2015/09/16 | 【 【打印】【关闭】 | 访问次数:
报告题目:

Radiation, Health and Society in Nuclear Disaster: Lessons learned from Fukushima and its education implications

报告人:

Prof Rethy CHHEM  (国际原子能机构人类健康处主任

报告时间:2015年9月21日9:30(周一)

 

报告地点:学术活动中心302会议室

 

报告人简介:

历史/教育学双博士。国际原子能机构人类健康处主任、(联合国原子辐射效应科学委员会、世界卫生大会、世界卫生组织/国际原子能机构癌症控制联合计划)委员,负责福岛事故综合报告的辐射后果评估小组工作。
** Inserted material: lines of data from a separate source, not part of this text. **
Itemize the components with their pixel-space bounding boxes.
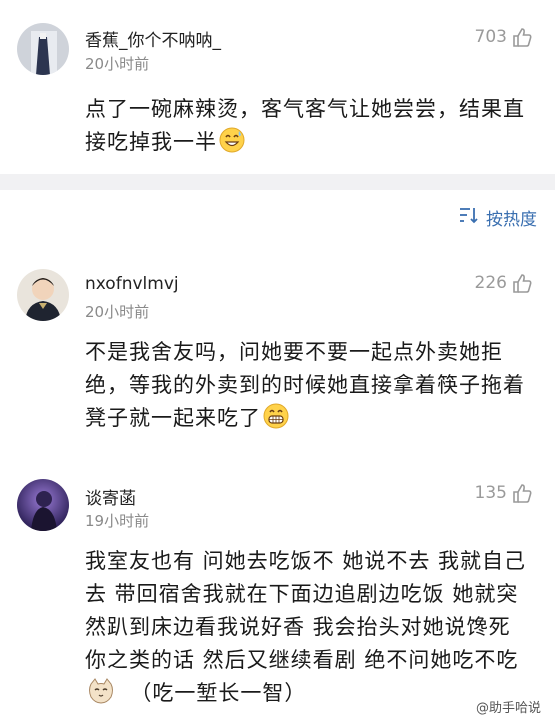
comment-text: 我室友也有 问她去吃饭不 她说不去 我就自己去 带回宿舍我就在下面边追剧边吃饭 … (85, 545, 530, 714)
username[interactable]: 香蕉_你个不呐呐_ (85, 26, 221, 51)
like-button[interactable]: 703 (475, 26, 533, 48)
sweat-grin-emoji-icon (219, 127, 245, 163)
thumbs-up-icon (511, 482, 533, 504)
like-button[interactable]: 135 (475, 482, 533, 504)
comment-text: 点了一碗麻辣烫，客气客气让她尝尝，结果直接吃掉我一半 (85, 93, 530, 163)
thumbs-up-icon (511, 272, 533, 294)
avatar[interactable] (17, 269, 69, 321)
thumbs-up-icon (511, 26, 533, 48)
like-button[interactable]: 226 (475, 272, 533, 294)
timestamp: 20小时前 (85, 303, 150, 321)
comment-item: 香蕉_你个不呐呐_ 20小时前 703 点了一碗麻辣烫，客气客气让她尝尝，结果直… (0, 0, 555, 174)
section-divider (0, 174, 555, 190)
comment-aside: （吃一堑长一智） (130, 681, 307, 705)
sort-icon (458, 206, 480, 229)
timestamp: 19小时前 (85, 512, 150, 530)
username[interactable]: nxofnvlmvj (85, 274, 179, 294)
comment-item: nxofnvlmvj 20小时前 226 不是我舍友吗，问她要不要一起点外卖她拒… (0, 255, 555, 465)
cat-emoji-icon (87, 678, 115, 714)
like-count: 226 (474, 273, 507, 293)
comment-item: 谈寄菡 19小时前 135 我室友也有 问她去吃饭不 她说不去 我就自己去 带回… (0, 465, 555, 723)
like-count: 703 (474, 27, 507, 47)
comment-text: 不是我舍友吗，问她要不要一起点外卖她拒绝，等我的外卖到的时候她直接拿着筷子拖着凳… (85, 336, 530, 439)
comment-body: 不是我舍友吗，问她要不要一起点外卖她拒绝，等我的外卖到的时候她直接拿着筷子拖着凳… (85, 340, 525, 430)
watermark: @助手哈说 (471, 696, 545, 717)
watermark-text: @助手哈说 (475, 701, 541, 716)
avatar[interactable] (17, 479, 69, 531)
like-count: 135 (474, 483, 507, 503)
sort-label: 按热度 (486, 210, 537, 230)
timestamp: 20小时前 (85, 55, 150, 73)
comment-body: 点了一碗麻辣烫，客气客气让她尝尝，结果直接吃掉我一半 (85, 97, 525, 154)
grin-emoji-icon (263, 403, 289, 439)
comment-body: 我室友也有 问她去吃饭不 她说不去 我就自己去 带回宿舍我就在下面边追剧边吃饭 … (85, 549, 527, 672)
sort-button[interactable]: 按热度 (458, 205, 537, 230)
username[interactable]: 谈寄菡 (85, 484, 136, 509)
avatar[interactable] (17, 23, 69, 75)
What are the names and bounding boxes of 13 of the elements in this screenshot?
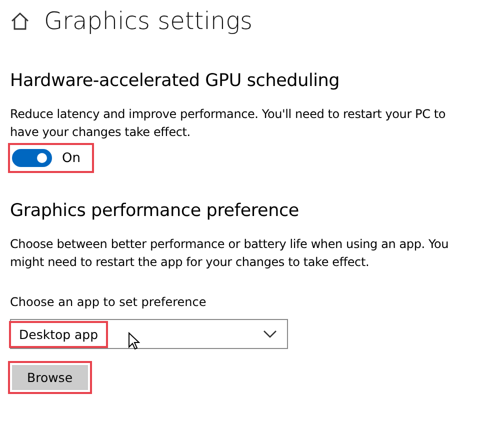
description-text: Choose between better performance or battery life when using an app. You might need to restart the app for your changes to take effect. [10, 236, 450, 271]
chevron-down-icon [263, 330, 277, 338]
toggle-switch[interactable] [12, 149, 52, 167]
section-heading: Graphics performance preference [10, 201, 300, 221]
home-icon[interactable] [10, 11, 30, 31]
browse-button[interactable]: Browse [12, 365, 88, 390]
app-type-dropdown[interactable]: Desktop app [10, 319, 288, 349]
section-heading: Hardware-accelerated GPU scheduling [10, 71, 341, 91]
mouse-pointer-icon [128, 332, 140, 350]
toggle-label: On [62, 150, 80, 166]
dropdown-label: Choose an app to set preference [10, 295, 208, 309]
page-title: Graphics settings [44, 7, 252, 35]
description-text: Reduce latency and improve performance. You'll need to restart your PC to have your changes take effect. [10, 106, 447, 141]
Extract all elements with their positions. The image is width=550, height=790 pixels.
福岛医科大学、广岛大学、长崎大学、维也纳医科大学、乌尔姆大学客座教授。出版了12本著作,70余篇论文,做过400余次大会报告。

 

Abstract

 

In the wake of Fukushima nuclear disaster, Japanese physicians and scientists faced tremendous challenges despite an existing and long standing preparedness and response program. With almost 70 years of experience in dealing with the aftermath of the atomic bombs, Japan has developed a world class radiation disease and radiobiology education and research programs. There were no direct casualties due to radiation effects after the accident. The public is concerned about long term effects of radiation, while the experts maintain that the exposure dose is low without much risk in term of deleterious effects on human health.  The IAEA recognizes education as a key component of ‘readiness, response, and recovery’ with respect to a major nuclear accident. It is within that context of science uncertainty and public distrust in nuclear energy that the Division of Human Health at the IAEA initiated an unprecedented education program that introduces STS (Science, Technology, and Society) and Disaster Studies as

methodologies and academic fields with the hope to contribute more effectively to medical preparedness to major nuclear accidents. This education program would consider “disasters” in general, and not just nuclear disasters. There would be an emphasis, however, on case studies involving radiation (e.g Fukushima and Chernobyl), human health and/or phenomenon more common to Japan (e.g. earthquakes and typhoons). Finally, the program focused on the psycho-social consequences of the Fukushima accident, including post-traumatic stress disorders (PTSD) and other mental health issues that turned out to be much more prevalent than those caused by direct radiation effects.